Finalmente il giorno del giuramento solenne. La mattina del 16 gennaio 1982 era fredda ma luminosa. Nelle camerate la sveglia scatenò la frenesia. Tutti eravamo impegnati ad indossare l’uniforme da cerimonia (ladrop), a fare il nodo alla cravatta e a sistemare le ghette agli scarponi.

Dovevamo indossare i guanti di filo, bianchi, ma erano un problema, perché questi non permettevano di stringere bene il fucile, quindi, per consentire una buona presa, dovevano essere bagnati. Però, in quella giornata gelida, il risultato fu di freddo alle mani.

Ero nervoso. Cercai di fare tutto per bene, senza l’aiuto di nessuno. Avevo il terrore che i lacci delle scarpe potessero sciogliersi o di inastare male la baionetta al fucile.

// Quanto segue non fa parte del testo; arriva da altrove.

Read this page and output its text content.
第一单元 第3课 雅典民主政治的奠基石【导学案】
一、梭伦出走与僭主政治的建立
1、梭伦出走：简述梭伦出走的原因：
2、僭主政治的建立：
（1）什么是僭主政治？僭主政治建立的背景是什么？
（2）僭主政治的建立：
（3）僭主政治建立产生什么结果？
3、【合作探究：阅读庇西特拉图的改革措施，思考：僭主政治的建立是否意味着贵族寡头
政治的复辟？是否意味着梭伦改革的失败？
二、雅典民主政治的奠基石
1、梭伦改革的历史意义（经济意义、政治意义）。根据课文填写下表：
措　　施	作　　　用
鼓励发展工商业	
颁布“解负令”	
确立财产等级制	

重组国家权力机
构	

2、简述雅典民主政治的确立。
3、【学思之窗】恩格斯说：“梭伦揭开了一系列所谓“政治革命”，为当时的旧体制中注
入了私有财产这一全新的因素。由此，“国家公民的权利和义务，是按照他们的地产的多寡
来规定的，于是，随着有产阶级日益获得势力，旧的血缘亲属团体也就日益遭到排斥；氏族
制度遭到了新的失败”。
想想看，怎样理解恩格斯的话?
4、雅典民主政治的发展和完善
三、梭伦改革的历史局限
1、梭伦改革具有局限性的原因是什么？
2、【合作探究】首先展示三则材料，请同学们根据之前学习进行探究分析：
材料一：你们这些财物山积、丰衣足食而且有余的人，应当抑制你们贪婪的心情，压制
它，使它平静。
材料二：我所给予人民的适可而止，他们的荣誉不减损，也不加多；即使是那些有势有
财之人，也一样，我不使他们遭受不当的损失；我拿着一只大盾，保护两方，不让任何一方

Quando finalmente fui pronto ed uscii per andare all’adunata e quindi a ritirare l’arma ebbi un gran freddo alle mani:

“Mamma mia! Ho le mani ghiacciate! Spero di poterle muovere durante la cerimonia.”

Qualcuno urlò: “Se avete i guanti troppo umidi e sentite le mani intorpidite, muovete più che potete le dita!”

Così feci, sperando che nel frattempo i guanti si asciugassero un po’.

Ritirata l’arma (il Garand), tornammo al piazzale per salire sugli autocarri. Tutto filò liscio, anche perché ci eravamo addestrati non poco a quella operazione.

Gli ACL 70 partirono alla volta di piazza Galimberti, a Cuneo. Ero emozionato.

Fra noi regnava il silenzio quando, ad un certo punto, uno imprecò: “Ma per che cazzo mi trovo qui! Ma stavo tanto bene a casa!”

“Ma ormai siamo qui.” Rispose dolcemente un altro.

Molti di noi sorrisero o pronunciarono altre imprecazioni a mezza voce.

Arrivammo a destinazione e mentre scendevamo e cominciavamo ad inquadrarci, udimmo le musiche delle fanfare delle varie brigate.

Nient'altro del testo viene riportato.